Não lhe caem bem a amargura ou o roer de unhas.

Todo mundo sabe: não há má fase que dê jeito no flamenguista.

Se lhe ameaça a segunda divisão, esse círculo infernal que jamais visitou, basta uma vitória magra sobre um bando qualquer de joões e muda o discurso: agora é rumo a Tóquio!

E não importa se é no Catar ou na Holanda, no Marrocos ou na Nova Zelândia: para o flamenguista, o El Dorado será sempre Tóquio.

É do flamenguista, do incorrigível flamenguista, esse negócio de distorcer um pouco a realidade, essa licença poética desmesurada, porque sempre embriagado de um amor maluco: Brocador é maior que Pelé, Uidemar é maior que Tostão, Obina é melhor que Eto’o.

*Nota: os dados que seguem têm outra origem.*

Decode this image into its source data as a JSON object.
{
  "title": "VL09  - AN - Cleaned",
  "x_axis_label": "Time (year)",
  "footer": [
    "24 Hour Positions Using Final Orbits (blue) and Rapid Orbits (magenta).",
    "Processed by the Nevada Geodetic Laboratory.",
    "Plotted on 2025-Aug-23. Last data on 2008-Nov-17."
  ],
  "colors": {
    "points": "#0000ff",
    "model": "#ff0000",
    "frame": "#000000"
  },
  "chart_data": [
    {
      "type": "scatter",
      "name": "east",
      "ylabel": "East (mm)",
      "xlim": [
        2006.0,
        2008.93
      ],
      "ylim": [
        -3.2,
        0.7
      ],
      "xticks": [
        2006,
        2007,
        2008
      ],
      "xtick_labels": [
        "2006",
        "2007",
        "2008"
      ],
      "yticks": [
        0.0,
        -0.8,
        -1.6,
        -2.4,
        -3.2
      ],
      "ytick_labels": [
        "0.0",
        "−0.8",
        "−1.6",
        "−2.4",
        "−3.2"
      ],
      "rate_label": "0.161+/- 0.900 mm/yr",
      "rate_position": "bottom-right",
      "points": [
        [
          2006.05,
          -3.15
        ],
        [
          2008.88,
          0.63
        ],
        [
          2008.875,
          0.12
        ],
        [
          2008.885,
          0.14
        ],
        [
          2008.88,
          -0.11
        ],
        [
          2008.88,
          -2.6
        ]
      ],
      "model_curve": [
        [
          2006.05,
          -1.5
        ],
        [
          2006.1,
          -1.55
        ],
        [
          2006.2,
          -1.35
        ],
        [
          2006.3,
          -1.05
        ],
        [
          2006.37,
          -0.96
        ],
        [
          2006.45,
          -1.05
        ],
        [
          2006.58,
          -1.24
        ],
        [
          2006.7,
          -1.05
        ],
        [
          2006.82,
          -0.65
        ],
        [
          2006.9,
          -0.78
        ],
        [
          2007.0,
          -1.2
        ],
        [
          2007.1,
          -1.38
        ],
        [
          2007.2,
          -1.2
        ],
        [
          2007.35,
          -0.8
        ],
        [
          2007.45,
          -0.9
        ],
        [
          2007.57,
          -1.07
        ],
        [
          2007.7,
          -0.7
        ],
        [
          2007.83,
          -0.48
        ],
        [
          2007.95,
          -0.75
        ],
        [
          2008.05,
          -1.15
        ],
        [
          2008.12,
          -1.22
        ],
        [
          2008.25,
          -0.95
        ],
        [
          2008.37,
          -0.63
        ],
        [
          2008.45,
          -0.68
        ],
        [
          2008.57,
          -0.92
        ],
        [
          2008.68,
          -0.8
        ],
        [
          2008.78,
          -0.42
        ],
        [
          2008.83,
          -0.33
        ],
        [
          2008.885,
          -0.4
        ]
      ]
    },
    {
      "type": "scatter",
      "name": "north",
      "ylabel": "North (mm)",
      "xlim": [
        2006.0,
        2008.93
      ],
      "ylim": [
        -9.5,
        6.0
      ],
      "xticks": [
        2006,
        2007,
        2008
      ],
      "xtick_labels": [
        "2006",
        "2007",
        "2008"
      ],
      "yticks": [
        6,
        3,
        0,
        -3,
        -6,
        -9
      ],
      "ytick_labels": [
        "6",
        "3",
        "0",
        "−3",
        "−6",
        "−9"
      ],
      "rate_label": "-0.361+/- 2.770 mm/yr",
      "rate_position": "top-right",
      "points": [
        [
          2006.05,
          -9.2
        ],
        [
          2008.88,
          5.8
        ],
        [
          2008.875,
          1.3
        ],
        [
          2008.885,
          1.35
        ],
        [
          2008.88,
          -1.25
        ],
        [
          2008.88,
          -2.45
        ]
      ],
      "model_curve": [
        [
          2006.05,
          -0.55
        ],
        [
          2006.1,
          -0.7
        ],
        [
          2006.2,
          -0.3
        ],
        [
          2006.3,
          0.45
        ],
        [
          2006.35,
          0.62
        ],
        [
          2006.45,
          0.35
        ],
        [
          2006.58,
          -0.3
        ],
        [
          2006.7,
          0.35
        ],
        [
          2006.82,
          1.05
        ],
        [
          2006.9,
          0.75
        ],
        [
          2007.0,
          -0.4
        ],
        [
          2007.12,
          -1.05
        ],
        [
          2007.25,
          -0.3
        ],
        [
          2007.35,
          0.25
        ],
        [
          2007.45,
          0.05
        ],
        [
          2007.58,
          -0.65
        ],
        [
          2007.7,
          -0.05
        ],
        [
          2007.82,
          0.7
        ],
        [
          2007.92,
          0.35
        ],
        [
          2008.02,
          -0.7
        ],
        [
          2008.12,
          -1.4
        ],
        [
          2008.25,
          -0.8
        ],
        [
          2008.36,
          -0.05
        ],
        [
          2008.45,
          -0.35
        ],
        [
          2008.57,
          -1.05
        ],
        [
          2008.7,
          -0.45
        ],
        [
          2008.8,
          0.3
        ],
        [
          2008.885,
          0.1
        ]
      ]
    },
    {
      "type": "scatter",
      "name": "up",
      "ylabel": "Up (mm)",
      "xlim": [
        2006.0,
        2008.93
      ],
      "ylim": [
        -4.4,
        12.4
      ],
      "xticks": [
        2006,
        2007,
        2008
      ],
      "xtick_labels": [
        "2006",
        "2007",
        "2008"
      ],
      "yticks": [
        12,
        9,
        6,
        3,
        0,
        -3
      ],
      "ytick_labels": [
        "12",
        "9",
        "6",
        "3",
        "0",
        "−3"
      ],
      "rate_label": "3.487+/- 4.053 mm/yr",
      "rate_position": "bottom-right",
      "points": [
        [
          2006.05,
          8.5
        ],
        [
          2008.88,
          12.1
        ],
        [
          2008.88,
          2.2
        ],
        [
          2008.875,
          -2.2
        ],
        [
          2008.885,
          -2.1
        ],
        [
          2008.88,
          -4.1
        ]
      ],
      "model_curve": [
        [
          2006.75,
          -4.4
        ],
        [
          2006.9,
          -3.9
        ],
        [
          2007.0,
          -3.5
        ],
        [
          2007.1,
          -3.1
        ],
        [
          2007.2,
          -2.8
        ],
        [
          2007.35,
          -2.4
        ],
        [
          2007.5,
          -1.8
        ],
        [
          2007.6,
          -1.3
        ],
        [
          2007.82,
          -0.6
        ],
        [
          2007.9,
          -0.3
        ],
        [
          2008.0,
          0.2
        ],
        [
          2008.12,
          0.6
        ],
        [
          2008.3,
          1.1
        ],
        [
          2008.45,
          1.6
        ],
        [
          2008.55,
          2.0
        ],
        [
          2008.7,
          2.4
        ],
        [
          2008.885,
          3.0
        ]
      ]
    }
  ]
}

Nos estádios, distorce música do Senna, distorce música dos Mamonas Assassinas, distorce música do Kiko Zambianchi, cria um novo hino a cada mês, todos mais populares que qualquer hit de Anitta, sem sequer pagar direito autoral.

A criatividade, como a autoestima do flamenguista, tem que ser estudada.

E imagine o futebolístico leitor: se o flamenguista é essa bufonaria mesmo nos tempos mais sombrios – ah, se sofri um dia, nem me lembro! -, imagina num ano perfeito como esse que se avizinha do apito final.

Serão dias e mais dias de festa. Festa na festa da firma. Festa na festa de casamento. Festa na festa de Natal e festa na festa de Ano Novo. Festa no asfalto. Festa na favela.

A festa rubro-negra, me perdoe o cronista-mor das coisas da bola, começou 40 minutos antes do nada. E só vai acabar 40 minutos depois do fim de tudo. Quando o último anjo do Senhor estiver recolhendo sua espada e se preparando para alçar o derradeiro voo, deixando atrás a Terra calcinada, haverá um filho de Deus, roto e descabelado, gritando do alto de um monte de cinzas:

– Mengo!!!

E subirá aos céus, incrédulo, o serafim executor.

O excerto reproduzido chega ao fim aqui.